Some of the pain measures that doctors use are:

  • Numerical rating scales: These measure pain on a scale of 0–10, where 0 means no pain at all, and 10 represents the worst pain imaginable. It is useful for gauging how pain levels change in response to treatment or a deteriorating condition.
  • Verbal descriptor scale: This scale may help a doctor measure pain levels in children with cognitive impairments, older adults, autistic people, and those with dyslexia. Instead of using numbers, the doctor asks different descriptive questions to narrow down the type of pain.
  • Faces scale: The doctor shows the person in pain a range of expressive faces from distressed to happy. Doctors mainly use this scale with children. The method has also shown effective responses in autistic people.
  • Brief pain inventory: This more detailed written questionnaire can help doctors gauge the effect of a person’s pain on their mood, activity, sleep patterns, and interpersonal relationships. It also charts the timeline of the pain to detect any patterns.
  • McGill Pain Questionnaire (MPQ): The MPQ encourages people to choose words from 20 word groups to get an in-depth understanding of how the pain feels. Group 6, for example, is “tugging, pulling, wrenching,” while group 9 is “dull, sore, hurting, aching, heavy.”

Other indicators of pain

When people with cognitive impairments cannot accurately describe their pain, there can still be clear indicators. These include:

  • restlessness
  • crying
  • moaning and groaning
  • grimacing
  • resistance to care
  • reduced social interactions
  • increased wandering
  • not eating
  • sleeping problems

The doctor will either treat the underlying problem, if it is treatable, or prescribe pain-relieving treatment to manage the pain.

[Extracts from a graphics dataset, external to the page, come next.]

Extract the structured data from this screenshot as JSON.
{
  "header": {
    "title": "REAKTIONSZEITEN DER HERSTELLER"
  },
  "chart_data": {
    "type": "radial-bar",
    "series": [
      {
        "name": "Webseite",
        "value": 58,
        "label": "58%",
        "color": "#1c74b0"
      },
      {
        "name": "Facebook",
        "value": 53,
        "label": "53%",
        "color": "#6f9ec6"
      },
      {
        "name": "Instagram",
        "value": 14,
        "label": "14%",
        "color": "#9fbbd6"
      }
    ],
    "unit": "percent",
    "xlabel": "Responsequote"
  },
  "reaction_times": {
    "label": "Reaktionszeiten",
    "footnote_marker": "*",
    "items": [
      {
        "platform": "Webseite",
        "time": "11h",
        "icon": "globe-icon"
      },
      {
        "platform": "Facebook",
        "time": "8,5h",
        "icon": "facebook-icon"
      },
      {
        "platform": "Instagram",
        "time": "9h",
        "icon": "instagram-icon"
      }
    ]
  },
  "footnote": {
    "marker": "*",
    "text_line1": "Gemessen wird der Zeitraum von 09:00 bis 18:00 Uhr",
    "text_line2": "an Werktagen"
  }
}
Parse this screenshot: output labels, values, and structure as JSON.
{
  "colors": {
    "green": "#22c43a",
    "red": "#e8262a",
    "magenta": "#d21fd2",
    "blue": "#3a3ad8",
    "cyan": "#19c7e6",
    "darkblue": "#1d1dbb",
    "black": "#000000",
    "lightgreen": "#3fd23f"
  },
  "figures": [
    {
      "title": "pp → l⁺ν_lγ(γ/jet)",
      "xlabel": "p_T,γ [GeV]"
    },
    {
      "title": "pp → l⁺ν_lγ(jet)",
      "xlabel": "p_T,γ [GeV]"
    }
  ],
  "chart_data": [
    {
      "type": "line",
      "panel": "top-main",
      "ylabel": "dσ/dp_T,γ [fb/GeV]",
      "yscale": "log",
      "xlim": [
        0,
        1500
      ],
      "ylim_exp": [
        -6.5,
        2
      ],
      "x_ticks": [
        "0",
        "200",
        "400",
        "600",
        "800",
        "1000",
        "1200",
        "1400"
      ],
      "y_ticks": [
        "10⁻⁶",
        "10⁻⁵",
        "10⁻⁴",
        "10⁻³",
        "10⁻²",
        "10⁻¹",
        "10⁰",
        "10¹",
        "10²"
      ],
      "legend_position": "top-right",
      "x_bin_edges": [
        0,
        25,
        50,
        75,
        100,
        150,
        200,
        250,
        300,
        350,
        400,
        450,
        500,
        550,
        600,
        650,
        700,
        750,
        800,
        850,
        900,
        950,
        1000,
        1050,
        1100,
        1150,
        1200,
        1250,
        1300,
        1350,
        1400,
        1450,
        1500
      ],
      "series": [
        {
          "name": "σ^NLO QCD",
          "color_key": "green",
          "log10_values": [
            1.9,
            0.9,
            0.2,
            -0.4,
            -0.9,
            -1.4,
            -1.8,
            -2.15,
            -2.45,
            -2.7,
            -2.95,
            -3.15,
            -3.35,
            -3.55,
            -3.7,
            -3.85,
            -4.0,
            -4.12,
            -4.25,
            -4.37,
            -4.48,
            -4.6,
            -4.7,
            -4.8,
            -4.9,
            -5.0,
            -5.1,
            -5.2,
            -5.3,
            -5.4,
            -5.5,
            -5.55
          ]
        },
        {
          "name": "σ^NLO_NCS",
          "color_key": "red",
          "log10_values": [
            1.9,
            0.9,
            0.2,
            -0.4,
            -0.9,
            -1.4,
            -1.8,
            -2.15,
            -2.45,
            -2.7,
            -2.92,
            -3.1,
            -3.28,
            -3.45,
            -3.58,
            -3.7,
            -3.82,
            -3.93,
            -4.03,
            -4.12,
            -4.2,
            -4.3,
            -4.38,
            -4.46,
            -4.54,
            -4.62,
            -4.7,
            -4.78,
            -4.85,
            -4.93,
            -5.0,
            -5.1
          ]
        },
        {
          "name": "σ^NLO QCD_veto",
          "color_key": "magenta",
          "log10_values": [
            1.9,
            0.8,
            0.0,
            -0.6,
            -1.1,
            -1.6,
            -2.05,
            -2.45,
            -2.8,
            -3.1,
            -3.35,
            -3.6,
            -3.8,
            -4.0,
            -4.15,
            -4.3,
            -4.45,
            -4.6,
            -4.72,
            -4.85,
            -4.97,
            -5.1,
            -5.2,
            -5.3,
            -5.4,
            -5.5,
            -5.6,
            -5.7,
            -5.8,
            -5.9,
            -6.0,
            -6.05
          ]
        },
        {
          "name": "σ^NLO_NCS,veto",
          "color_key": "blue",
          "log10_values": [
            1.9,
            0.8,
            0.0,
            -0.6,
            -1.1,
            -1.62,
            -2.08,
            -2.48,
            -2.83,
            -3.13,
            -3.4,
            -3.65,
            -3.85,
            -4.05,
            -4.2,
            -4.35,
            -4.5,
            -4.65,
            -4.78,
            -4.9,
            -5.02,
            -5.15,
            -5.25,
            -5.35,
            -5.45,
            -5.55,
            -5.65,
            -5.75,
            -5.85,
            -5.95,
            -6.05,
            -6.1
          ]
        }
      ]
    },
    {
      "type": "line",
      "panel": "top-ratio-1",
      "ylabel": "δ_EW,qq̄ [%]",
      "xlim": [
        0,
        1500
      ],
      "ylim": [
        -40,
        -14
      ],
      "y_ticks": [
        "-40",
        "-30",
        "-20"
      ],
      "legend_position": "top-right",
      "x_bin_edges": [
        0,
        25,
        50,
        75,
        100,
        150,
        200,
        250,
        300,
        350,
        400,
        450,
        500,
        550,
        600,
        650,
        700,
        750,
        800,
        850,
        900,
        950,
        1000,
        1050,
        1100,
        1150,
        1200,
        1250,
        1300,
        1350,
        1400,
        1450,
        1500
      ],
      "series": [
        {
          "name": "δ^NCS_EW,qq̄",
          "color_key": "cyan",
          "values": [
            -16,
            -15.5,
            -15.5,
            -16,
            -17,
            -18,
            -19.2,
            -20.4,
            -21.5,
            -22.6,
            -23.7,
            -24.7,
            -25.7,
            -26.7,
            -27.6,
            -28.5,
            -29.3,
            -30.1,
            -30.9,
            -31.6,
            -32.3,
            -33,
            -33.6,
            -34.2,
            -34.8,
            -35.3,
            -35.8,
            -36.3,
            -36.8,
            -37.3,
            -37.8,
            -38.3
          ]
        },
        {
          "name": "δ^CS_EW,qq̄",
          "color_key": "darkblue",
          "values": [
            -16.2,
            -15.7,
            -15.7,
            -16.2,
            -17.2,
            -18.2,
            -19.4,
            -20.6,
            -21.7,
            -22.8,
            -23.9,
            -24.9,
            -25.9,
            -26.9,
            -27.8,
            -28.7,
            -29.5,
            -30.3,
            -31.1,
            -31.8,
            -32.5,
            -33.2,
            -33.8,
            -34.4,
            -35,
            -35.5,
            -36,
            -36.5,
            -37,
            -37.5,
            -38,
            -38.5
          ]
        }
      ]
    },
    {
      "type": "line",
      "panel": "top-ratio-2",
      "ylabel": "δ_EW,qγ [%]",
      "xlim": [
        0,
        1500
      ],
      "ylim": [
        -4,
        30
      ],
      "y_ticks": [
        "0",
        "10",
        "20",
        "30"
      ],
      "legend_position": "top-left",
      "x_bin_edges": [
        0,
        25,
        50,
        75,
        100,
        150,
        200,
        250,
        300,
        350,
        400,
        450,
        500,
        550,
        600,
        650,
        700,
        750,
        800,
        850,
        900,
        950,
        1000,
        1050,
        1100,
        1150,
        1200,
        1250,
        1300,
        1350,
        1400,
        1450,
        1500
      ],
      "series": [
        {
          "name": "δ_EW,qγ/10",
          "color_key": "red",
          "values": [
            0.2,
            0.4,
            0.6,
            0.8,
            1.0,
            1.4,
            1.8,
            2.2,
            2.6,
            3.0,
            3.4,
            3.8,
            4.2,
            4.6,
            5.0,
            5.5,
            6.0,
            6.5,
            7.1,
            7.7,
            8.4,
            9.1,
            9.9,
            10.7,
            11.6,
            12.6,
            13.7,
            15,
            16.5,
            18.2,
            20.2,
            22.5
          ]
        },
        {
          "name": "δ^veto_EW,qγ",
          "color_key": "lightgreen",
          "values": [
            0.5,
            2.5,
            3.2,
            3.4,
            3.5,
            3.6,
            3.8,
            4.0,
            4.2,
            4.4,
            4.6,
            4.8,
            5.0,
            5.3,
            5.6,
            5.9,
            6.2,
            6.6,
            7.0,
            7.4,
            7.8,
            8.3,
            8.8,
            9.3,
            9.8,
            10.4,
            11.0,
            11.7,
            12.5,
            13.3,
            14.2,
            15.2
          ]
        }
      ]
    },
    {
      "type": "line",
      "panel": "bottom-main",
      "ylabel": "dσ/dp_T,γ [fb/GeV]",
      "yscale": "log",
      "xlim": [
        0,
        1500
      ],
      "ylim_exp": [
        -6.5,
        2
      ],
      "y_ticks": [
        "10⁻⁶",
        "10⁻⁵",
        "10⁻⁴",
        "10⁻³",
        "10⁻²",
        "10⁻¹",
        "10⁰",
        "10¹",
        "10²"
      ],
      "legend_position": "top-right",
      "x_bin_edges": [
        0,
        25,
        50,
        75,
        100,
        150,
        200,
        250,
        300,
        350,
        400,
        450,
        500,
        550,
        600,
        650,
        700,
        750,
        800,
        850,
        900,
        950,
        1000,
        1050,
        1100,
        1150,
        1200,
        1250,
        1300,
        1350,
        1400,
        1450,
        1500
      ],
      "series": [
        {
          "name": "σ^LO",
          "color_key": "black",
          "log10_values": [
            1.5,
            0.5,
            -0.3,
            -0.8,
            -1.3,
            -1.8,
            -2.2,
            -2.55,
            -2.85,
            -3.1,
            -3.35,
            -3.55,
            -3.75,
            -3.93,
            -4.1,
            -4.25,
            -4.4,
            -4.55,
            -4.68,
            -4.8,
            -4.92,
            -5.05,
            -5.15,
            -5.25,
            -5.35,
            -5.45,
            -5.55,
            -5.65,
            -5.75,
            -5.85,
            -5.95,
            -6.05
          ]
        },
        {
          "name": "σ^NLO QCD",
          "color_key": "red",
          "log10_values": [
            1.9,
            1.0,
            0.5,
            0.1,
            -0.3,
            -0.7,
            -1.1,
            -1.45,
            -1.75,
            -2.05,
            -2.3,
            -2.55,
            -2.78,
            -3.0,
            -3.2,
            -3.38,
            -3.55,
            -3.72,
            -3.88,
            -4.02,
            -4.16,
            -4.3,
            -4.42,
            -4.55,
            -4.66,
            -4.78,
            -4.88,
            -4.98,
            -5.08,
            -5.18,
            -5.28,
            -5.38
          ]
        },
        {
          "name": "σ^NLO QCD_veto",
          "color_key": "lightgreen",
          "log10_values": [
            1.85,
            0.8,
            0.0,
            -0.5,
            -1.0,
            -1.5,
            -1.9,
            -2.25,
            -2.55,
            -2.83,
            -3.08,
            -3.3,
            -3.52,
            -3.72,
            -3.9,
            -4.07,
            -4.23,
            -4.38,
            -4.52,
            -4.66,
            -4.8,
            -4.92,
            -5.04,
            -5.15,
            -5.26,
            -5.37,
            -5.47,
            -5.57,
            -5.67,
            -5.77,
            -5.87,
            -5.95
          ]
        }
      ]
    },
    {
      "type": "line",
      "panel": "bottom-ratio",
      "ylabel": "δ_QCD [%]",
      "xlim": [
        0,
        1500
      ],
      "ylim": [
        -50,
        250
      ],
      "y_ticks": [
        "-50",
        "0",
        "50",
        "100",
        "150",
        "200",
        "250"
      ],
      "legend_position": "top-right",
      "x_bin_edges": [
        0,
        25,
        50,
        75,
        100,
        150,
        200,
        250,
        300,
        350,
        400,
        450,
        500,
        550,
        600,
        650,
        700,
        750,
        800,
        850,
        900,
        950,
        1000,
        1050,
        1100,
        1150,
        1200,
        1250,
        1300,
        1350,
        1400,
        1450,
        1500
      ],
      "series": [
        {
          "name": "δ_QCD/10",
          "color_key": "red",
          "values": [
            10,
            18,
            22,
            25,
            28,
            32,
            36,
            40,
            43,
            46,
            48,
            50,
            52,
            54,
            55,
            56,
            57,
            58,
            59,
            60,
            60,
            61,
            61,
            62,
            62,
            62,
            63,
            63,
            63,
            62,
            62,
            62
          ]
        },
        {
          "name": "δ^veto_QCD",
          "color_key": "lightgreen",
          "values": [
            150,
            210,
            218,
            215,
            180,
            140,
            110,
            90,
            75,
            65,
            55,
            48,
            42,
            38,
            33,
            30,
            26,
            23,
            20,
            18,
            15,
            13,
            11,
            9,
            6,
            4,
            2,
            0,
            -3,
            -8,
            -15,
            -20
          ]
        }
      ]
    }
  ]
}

There is a prevalent myth that Black people feel pain differently from white people. Due to this, Black Americans often receive insufficient treatment for pain compared with their white counterparts.

Racial bias in pain assessment and management is well-documented.

For instance, a 2016 study revealed that half of white medical students and residents believed that Black people have thicker skin or less sensitive nerve endings than white people.

The research also showed that these misconceptions affected the medical personnel’s pain assessments and treatment recommendations. This indicates that healthcare professionals with these beliefs may not treat Black people’s pain appropriately.

Eradicating racist stereotypes and biases are crucial steps toward addressing systemic inequities in healthcare.